Why Measuring Efficiency Is More Important Than Ever
The 2019 State of U.S. Small Law Firms report found that most small law firms face a wide variety of challenges to be truly efficient. Especially, 72 percent of the respondents agreed that they spend too much time on administrative tasks, considering it a “moderate challenge”. Furthermore, the 2020 Report on the State of the Legal Market reported a decline in productivity in law firms, while clients are now requesting improved efficiency, predictability, and cost-effectiveness in the delivery of legal services.
Automating tedious, time-consuming tasks with technology will benefit your practice and your efficiency rating. At the same time, clients will appreciate the effort made to lower legal costs.
Unlike the NBA, law firms can use a variety of metrics to measure efficiency. However, it is important to clearly define the metrics to be used. Furthermore, ensure that every team member understands the metrics used to measure efficiency. Measuring efficiency means measuring productivity and performance.

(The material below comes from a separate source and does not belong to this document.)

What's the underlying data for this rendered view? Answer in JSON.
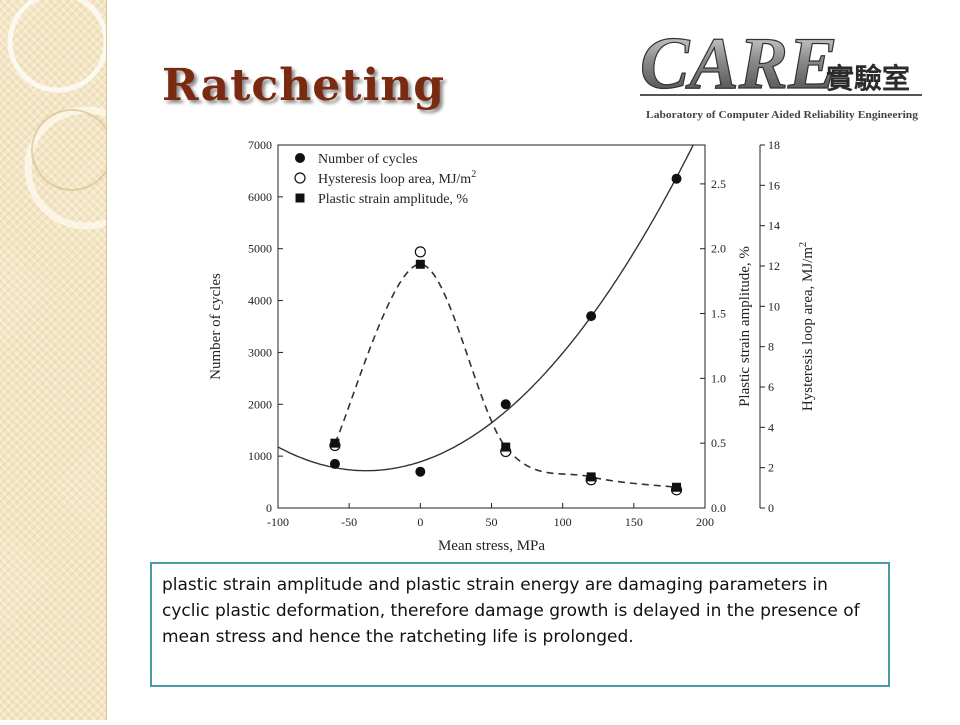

When firms understand that efficiency drives profitability, they can adopt the right KPI’s.
An individual lawyer’s efficiency rating will depend on the comprehensive metrics incorporated by a law firm. Your firm can create a balanced scorecard, of sorts, to determine an overall score based on the parameters laid out above. However, regardless of scoring methodology, it will remain vital for firms to use technology to support their metrics and improve efficiency, which will ultimately drive profitability.